Laut Gesetz, ja – wenn offensichtlich keine sogenannte Scheinehe vorliegt und wenn die Voraussetzungen für einen Familiennachzug nach der Heirat erfüllt sind, kann das kantonale Migrationsamt eine Aufenthaltsbewilligung erteilen. Das bedeutet: Die Partnerin oder der Partner muss zum Beispiel einen Schweizer Pass oder die Niederlassungsbewilligung haben und darf beispielsweise nicht von der Sozialhilfe abhängig sein.

Nun ist die Praxis der Kantone aber sehr unterschiedlich. Genf nutzte die Möglichkeit von Anfang an: Dort werden Ad-hoc-Aufenthaltsbewilligungen für die Ehevorbereitung ausgestellt. Auch die Waadt und Basel-Stadt nutzen die Möglichkeit. Zürich hingegen null. Hier sind auch keinerlei Ausnahmen vorgesehen. Bern war anfangs genauso restriktiv, änderte aber seine Praxis, nachdem ein Paar vor das kantonale Verwaltungsgericht zog und recht bekam.

Wie werden sogenannte Scheinehen «nachgewiesen» – doch nicht mit einem Liebes­barometer?
Als Indizien gelten laut Bundesamt für Migration unter anderem: ein grosser Altersunterschied, «namentlich deutlich höheres Alter der Frau», wie es schreibt, oder wenn der/die «Anwesenheitsberechtigte» einer sozialen Randgruppe angehört. Ist der Verdacht da, gilt es, diesen durch Beantwortung eines Fragebogens auszuräumen. Die Fragen lauten etwa: «Wie und wo haben Sie sich kennengelernt?», «Wer hat zuerst von Heirat gesprochen?» und so weiter. Interessant ist ja, dass es solche Fragen nur im Zusammenhang mit dem Aufenthaltsstatus gibt – Zweckehen, bei denen es ums Erbe oder sonstige finanzielle Vorteile geht, scheinen den Staat nicht zu interessieren.
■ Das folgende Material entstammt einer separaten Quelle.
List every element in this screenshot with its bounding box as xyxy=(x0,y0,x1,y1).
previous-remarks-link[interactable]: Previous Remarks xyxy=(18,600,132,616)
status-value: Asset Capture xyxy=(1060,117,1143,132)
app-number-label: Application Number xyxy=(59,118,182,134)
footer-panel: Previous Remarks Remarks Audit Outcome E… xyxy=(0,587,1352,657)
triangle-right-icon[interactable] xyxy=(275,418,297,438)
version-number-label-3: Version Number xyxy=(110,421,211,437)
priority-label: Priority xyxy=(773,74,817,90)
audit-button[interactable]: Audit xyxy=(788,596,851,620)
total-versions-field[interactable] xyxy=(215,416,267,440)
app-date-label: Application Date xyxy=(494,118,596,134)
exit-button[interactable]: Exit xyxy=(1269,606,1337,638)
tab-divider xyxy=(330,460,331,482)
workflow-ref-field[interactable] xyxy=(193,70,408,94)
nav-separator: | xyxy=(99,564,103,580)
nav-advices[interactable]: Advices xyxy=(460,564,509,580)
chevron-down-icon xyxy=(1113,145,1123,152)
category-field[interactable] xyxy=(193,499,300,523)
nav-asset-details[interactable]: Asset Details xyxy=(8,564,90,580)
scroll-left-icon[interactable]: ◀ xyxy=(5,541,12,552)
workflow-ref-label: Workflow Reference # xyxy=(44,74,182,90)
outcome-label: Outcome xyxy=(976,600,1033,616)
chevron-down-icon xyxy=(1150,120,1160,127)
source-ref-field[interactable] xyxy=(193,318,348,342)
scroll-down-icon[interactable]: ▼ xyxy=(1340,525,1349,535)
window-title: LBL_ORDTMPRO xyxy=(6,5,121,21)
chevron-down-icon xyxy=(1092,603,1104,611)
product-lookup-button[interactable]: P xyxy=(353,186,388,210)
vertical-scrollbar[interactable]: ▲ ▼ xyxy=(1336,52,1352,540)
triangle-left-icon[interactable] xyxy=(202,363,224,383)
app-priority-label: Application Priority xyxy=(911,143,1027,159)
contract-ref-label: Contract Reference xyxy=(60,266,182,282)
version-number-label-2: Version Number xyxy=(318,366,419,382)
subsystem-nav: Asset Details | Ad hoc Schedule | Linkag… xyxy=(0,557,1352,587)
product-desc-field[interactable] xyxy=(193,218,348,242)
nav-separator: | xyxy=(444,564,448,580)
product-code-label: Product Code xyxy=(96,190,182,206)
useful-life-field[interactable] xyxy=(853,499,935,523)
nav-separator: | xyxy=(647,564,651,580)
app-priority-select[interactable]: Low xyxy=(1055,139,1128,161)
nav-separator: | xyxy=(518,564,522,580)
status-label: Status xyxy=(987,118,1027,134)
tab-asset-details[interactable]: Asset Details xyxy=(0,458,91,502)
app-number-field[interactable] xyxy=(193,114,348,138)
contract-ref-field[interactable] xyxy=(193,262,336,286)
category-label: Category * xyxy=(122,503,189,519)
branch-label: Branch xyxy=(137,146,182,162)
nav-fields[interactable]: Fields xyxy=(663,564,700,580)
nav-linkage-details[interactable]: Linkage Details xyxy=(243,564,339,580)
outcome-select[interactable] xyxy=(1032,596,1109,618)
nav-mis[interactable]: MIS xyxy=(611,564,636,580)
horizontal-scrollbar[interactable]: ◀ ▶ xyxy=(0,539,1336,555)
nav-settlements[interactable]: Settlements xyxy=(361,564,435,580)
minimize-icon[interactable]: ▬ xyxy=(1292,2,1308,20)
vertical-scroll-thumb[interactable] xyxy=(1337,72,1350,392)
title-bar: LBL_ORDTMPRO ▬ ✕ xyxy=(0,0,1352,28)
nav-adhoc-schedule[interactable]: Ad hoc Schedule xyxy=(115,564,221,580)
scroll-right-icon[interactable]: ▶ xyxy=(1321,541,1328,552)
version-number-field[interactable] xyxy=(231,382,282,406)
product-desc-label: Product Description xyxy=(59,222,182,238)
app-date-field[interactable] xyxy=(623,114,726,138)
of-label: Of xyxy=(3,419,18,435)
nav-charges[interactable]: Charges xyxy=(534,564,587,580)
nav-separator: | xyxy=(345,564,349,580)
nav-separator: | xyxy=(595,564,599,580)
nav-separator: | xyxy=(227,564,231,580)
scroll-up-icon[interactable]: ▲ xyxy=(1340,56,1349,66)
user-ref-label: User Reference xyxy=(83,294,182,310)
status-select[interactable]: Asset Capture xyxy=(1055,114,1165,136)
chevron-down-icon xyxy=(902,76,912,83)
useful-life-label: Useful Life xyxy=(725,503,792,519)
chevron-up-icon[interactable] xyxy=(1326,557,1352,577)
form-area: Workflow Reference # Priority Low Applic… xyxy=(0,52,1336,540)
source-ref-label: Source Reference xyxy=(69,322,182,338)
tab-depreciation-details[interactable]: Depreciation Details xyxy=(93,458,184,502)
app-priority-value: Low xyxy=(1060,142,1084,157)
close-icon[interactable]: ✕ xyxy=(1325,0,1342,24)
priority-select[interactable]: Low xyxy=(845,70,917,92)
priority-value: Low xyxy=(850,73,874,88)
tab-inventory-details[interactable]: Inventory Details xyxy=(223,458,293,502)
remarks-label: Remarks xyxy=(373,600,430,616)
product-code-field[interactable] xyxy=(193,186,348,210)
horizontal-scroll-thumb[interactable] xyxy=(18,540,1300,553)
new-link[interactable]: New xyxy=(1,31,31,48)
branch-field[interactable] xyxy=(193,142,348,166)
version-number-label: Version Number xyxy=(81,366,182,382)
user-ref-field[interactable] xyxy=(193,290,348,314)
Diesen Samstag (1.10.2011) findet in Bern eine landes­weite Demonstration für die Rechte der Sans-Papiers statt – zehn Jahre nachdem Sans-Papiers in der Schweiz zum ersten Mal an die Öffentlichkeit traten. Wie hat sich die Bewegung seither verändert?
Anfangs war die Bewegung noch stärker von Sans-Papiers getragen. Die Hoffnung auf eine kollektive Regularisierung beflügelte die Leute damals. Umso grösser war dann die Enttäuschung, als klar wurde, dass sich so bald keine solche Regularisierung abzeichnet. Über die Jahre wurde die Hoffnung vieler Sans-Papiers weiter zermürbt. Doch gibt es nach wie vor ein paar Unentwegte, die trotz der widrigen Umstände dranbleiben und weiterkämpfen. Vor allem in der Romandie sind auch heute noch viele Sans-Papiers aktiv. In der Westschweiz ist es um einiges einfacher, an die Öffentlichkeit zu treten, als in der Deutschschweiz, weil dort die Empathie für die Anliegen der Sans-Papiers grösser ist als hier. Die Romands sind sehr gut organisiert, sie werden bestimmt wieder einen grossen Teil der Demo ausmachen.

Bea Schwager (50) leitet seit August 2005 die Sans-Papiers-Anlaufstelle Zürich (Spaz).